M. Taoufik B. [Absence de sursis à exécution du licenciement d'un salarié protégé]
Conformité

Conseil d'État
N° 425779
ECLI : FR : CECHR : 2019 : 425779.20190307
Inédit au recueil Lebon
4ème et 1ère chambres réunies
M. Olivier Fuchs, rapporteur
Mme Sophie-Justine Lieber, rapporteur public
SCP KRIVINE, VIAUD ; SCP GATINEAU, FATTACCINI, avocats

lecture du jeudi 7 mars 2019
REPUBLIQUE FRANCAISE

AU NOM DU PEUPLE FRANCAIS

Texte intégral
Vu la procédure suivante :

Par deux mémoires distincts et un nouveau mémoire, enregistrés le 12 décembre 2018 et les 7 et 23 janvier 2019 au secrétariat du contentieux du Conseil d'Etat, présentés en application de l'article 23-5 de l'ordonnance n° 58-1067 du 7 novembre 1958, M. A... B...demande au Conseil d'Etat, à l'appui de son pourvoi tendant à l'annulation de l'ordonnance n° 1806305 du 9 novembre 2018 par laquelle le juge des référés du tribunal administratif de Strasbourg, statuant sur le fondement de l'article L. 521-1 du code de justice administrative, a dit n'y avoir pas lieu de statuer sur sa demande tendant à la suspension de l'exécution de la décision du 8 octobre 2018 par laquelle la ministre du travail a, d'une part, annulé la décision du 1er février 2018 de l'inspecteur du travail de la 2ème section de l'unité territoriale du Bas-Rhin refusant à la société Fiducial Private Security l'autorisation de le licencier et, d'autre part, accordé cette autorisation, de renvoyer au Conseil constitutionnel la question de la conformité aux droits et libertés garantis par la Constitution de l'article L. 521-1 du code de justice administrative et de l'article L. 1232-6 du code du travail.

Vu les autres pièces du dossier ;

Vu :
- la Constitution, notamment son Préambule et son article 61-1 ;
- l'ordonnance n° 58-1067 du 7 novembre 1958 ;
- le code du travail ;
- la loi n° 2018-217 du 29 mars 2018 ;
- le code de justice administrative ;

Après avoir entendu en séance publique :

- le rapport de M. Olivier Fuchs, maître des requêtes,

- les conclusions de Mme Sophie-Justine Lieber, rapporteur public ;

La parole ayant été donnée, avant et après les conclusions, à la SCP Krivine, Viaud, avocat de M. B...et à la SCP Gatineau, Fattaccini, avocat de la société Fiducial Private Security ;

Considérant ce qui suit :

1. Par une ordonnance du 9 novembre 2018, le juge des référés du tribunal administratif de Strasbourg a dit n'y avoir plus lieu de statuer sur la demande de M.B..., salarié protégé, tendant à la suspension de l'exécution de la décision du 8 octobre 2018 par laquelle la ministre du travail a autorisé son licenciement, en raison de ce que, postérieurement à l'introduction de sa demande en référé, son employeur l'avait licencié.

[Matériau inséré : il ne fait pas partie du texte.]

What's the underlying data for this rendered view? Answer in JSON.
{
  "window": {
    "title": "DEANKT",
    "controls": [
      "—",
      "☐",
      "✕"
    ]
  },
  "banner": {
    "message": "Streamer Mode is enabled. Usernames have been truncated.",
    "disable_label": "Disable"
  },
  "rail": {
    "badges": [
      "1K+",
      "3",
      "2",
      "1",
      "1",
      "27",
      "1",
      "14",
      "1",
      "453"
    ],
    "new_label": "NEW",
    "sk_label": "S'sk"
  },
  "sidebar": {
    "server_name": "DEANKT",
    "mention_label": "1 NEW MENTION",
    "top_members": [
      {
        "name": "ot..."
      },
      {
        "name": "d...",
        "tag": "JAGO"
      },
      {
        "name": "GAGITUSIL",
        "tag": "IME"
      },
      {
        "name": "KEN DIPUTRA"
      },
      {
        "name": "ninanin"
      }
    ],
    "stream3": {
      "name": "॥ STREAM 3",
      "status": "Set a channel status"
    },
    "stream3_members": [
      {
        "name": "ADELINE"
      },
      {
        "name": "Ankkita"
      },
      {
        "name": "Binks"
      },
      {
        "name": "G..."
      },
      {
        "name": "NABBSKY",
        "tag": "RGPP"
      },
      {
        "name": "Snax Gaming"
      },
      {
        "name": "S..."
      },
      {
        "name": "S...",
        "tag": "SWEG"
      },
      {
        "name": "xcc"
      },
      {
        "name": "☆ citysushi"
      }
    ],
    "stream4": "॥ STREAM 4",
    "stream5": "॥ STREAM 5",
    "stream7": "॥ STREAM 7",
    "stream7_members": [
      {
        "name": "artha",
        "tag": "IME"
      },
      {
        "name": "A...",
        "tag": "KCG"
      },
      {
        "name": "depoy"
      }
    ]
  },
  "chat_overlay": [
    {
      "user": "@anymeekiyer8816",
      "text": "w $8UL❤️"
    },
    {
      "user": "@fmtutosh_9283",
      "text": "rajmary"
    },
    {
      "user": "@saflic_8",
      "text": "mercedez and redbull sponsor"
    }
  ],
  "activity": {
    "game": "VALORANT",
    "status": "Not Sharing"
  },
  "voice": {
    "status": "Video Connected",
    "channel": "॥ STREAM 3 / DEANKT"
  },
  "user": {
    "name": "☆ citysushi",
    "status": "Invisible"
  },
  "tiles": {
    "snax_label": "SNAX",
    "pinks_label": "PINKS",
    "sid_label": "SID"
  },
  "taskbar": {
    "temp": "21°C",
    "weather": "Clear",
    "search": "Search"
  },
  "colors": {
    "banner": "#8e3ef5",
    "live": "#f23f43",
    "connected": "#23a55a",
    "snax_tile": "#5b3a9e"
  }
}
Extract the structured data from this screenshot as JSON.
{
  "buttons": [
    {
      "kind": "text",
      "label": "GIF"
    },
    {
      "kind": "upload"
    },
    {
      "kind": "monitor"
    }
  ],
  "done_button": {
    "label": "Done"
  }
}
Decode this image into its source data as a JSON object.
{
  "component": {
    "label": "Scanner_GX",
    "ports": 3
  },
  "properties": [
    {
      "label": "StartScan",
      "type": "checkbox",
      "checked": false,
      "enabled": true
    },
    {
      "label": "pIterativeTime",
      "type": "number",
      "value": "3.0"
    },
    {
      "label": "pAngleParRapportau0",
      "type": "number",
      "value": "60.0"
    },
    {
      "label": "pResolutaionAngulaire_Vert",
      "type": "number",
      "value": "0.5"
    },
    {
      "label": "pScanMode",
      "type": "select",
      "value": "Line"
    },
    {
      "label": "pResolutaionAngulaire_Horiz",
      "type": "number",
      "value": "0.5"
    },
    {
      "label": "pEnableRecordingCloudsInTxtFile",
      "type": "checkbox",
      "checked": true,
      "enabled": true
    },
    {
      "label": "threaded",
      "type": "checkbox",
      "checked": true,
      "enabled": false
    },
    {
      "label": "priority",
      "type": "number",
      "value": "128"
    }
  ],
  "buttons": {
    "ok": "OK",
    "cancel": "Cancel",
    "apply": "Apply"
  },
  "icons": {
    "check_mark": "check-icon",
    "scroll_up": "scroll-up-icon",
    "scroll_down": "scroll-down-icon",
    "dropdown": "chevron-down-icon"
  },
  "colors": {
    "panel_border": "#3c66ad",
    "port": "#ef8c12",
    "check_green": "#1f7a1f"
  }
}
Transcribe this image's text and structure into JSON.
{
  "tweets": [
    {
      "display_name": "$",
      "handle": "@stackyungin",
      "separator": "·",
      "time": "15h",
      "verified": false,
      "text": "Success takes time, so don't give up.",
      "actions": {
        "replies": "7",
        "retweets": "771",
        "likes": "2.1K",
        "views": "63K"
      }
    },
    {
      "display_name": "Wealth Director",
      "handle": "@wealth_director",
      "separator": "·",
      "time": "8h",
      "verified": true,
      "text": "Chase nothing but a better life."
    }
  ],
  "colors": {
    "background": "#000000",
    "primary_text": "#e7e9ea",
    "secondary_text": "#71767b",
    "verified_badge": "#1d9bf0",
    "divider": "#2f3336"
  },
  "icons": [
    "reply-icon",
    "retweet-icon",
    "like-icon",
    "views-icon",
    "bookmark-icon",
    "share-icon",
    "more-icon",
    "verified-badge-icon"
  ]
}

A l'appui de son pourvoi en cassation contre cette ordonnance, M. B...fait valoir, par deux mémoires distincts, que les dispositions combinées des articles L. 521-1 du code de justice administrative et L. 1232-6 du code du travail portent atteinte aux droits et libertés garantis par la Constitution.

2. Aux termes du premier alinéa de l'article 23-5 de l'ordonnance du 7 novembre 1958 portant loi organique sur le Conseil constitutionnel : « Le moyen tiré de ce qu'une disposition législative porte atteinte aux droits et libertés garantis par la Constitution peut être soulevé, y compris pour la première fois en cassation, à l'occasion d'une instance devant le Conseil d'Etat (...) ». Il résulte des dispositions de ce même article que le Conseil constitutionnel est saisi de la question prioritaire de constitutionnalité à la triple condition que la disposition contestée soit applicable au litige ou à la procédure, qu'elle n'ait pas déjà été déclarée conforme à la Constitution dans les motifs et le dispositif d'une décision du Conseil constitutionnel, sauf changement des circonstances, et que la question soit nouvelle ou présente un caractère sérieux.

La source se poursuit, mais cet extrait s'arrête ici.